Hierdurch prallte er unge­bremst gegen das linke Heck des litaui­schen Sattelzugs, schrammte an des­sen lin­ker Fahrzeugseite ent­lang und riss dabei des­sen Aufliegerplane ab. Unmittelbar vor dem litaui­schen Sattelzug durch­brach der nie­der­län­di­sche Lkw die rech­ten Schutzplanken und stürzte gut 10 Meter die Böschung hin­un­ter und kippte auf die Seite.

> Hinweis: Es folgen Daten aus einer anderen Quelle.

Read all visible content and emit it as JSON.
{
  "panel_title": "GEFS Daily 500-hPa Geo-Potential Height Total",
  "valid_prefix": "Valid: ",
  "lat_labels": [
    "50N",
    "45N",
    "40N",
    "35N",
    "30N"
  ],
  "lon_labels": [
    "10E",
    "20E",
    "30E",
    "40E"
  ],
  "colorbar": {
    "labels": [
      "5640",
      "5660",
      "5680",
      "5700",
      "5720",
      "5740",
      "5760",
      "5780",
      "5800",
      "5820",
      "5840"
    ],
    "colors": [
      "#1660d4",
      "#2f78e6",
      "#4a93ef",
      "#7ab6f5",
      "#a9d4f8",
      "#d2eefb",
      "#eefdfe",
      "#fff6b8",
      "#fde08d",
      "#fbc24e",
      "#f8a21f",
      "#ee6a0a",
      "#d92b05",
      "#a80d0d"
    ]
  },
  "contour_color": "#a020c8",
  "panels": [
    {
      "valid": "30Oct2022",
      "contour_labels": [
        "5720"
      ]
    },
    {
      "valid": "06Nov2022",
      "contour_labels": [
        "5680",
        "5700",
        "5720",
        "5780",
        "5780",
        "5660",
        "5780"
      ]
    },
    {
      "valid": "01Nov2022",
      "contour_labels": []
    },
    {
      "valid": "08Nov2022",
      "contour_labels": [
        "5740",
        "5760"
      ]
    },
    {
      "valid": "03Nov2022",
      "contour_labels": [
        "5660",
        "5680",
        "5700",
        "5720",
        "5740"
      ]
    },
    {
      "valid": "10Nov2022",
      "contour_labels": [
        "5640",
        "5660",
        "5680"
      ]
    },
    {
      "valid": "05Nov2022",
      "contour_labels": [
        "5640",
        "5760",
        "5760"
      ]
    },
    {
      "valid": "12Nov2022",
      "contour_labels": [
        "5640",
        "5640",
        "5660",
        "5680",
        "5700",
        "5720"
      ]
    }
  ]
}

Ein nach­fol­gen­der Pkw wurde durch umher­flie­gende Trümmerteile beschä­digt. Der 24-​Jährige zog sich leichte Verletzungen zu und kam mit einem Rettungswagen in ein Krankenhaus. Der Fahrer aus Weißrussland blieb unverletzt.

Die Ladung des litaui­schen Sattelzugs wurde durch den Aufprall über die Fahrbahn ver­teilt. Der Verkehr staute sich hin­ter der Unfallstelle auf bis zu sechs Kilometer zurück. Die Richtungsfahrbahn Aachen musste bis gegen 11:50 Uhr gesperrt blei­ben. Den Sachschaden schätzt die Polizei auf 250.000 Euro.